Wendy Davis
Preserving history while making it
Graham Jaehnig/Daily Mining Gazette Wendy Davis at her last meeting of the Keweenaw National Historical Park Advisory Commission in Calumet in January.
CALUMET — On Tuesday, Jan. 13, 2026, Keweenaw National Historical Park Superintendent Wyndeth (Wendy) Davis gave her last park update to the Keweenaw National Historical Park Advisory Commission. Davis, who has been the KNHP superintendent for the past 10 years, announced her retirement effective sometime between the end of February and the middle of March. She is the first female to fill that role since the park was established in 1992.
Davis said she began her career with the National Park Service (NPS) in 1989 as an archaeologist in the Alaska region.
“I’ve been with the NPS since the 1900s,” she said with a laugh.
In the winters she was in the regional office in Anchorage, and during the summers she visited any and all of the 15 national parks in Alaska, wherever an archaeologist was needed. While in Alaska, Davis shifted from archaeology to to education. “Really, I found what I was doing was explaining how archaeologists get from a little handful of artifacts to a big story,” she said, “and that’s something archaeologists don’t really interpret well. So, suddenly I was an interpreter in education.”
The shift led to Davis becoming involved in distance learning and the development of the NPS website.
“It was cool to be in the beginning of it,” she said. “It’s hard to imagine a world without websites now.”
The website and the distance-learning work permitted Davis to transfer to the NPS office in Washington to work with parks all over the country on their education programs and the distance learning. She then became the education coordinator for the NPS, working with parks and rangers all over the country to assist them in developing education programs.
“Laura Bush, during her term as first lady, really wanted to help with the Junior Ranger Program. So, I got to lead a team of rangers from parks all over the place to really create a national identity for the Junior Ranger program and to give it that logo with the hat and the green. ‘Explore, learn, protect’came out of that team.”
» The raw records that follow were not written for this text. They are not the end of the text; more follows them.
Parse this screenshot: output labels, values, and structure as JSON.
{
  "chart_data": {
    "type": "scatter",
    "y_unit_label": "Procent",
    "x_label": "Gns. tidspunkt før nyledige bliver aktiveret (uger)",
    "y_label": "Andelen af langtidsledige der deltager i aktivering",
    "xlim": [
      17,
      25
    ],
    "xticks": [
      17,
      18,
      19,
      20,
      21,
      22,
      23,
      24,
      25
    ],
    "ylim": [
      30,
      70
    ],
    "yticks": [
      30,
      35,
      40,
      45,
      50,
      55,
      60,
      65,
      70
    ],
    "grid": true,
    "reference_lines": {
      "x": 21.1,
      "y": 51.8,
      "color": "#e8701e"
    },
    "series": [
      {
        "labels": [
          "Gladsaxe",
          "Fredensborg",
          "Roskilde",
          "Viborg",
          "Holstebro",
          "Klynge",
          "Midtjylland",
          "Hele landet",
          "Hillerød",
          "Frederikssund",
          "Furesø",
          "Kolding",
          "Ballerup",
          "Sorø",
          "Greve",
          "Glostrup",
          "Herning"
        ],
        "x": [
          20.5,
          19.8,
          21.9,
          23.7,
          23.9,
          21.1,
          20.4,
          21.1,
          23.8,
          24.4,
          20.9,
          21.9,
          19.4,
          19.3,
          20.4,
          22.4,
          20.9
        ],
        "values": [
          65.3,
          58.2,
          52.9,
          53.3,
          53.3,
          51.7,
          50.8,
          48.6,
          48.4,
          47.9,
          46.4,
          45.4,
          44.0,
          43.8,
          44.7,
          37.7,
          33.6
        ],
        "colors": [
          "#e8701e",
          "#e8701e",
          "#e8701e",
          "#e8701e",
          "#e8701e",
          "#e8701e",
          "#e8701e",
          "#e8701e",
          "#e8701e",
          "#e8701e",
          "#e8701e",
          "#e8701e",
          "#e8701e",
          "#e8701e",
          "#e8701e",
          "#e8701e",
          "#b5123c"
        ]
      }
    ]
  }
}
Davis said that was one of the best things she could have been involved in.
“For that work, and with other projects,” she said, “I was given the Sequoia Award.”
The Sequoia Award recognizes individuals who have made an extraordinary commitment to the National Parks Conservation Association (NPCA) and its work in the areas of philanthropy, volunteer service, programmatic or policy impact.
Davis said the award was not only for her work with the Junior Ranger program, but everything that led up to it.
“I left that position to be the interpretive planning lead at the Design Center for the Park Service at Harpers Ferry (VA).
Davis, the National Park Service announced in July, 2016, was the associate manager Interpretive Planning at the NPS Harpers Ferry Design Center, West Virginia when she was selected to lead
The Keweenaw National Historical Park commemorates the heritage of copper mining on the Keweenaw Peninsula. Working with numerous cooperating sites from Ontonagon to Copper Harbor, the park tells the stories of mines, machinery and the people connected to this country’s first and richest mineral rush.
When the KNHP was established, the park’s enabling legislation mandated that the park would work with a wide variety of agencies, organizations and individuals to protect and interpret the natural and cultural resources relating to the copper mining story on the Keweenaw Peninsula.
Yesterday was Davis’ last planned day as superintendent. The end of her tenure will be celebrated with a community open house on Mar. 27 at the KNHP Visitor Center. Davis said she has no plans on leaving the area when she retires. In fact, for the past seven years, she has been studying to become a pastor while serving at the Christ Episcopal Church in Calumet. She will be ordained sometime this year.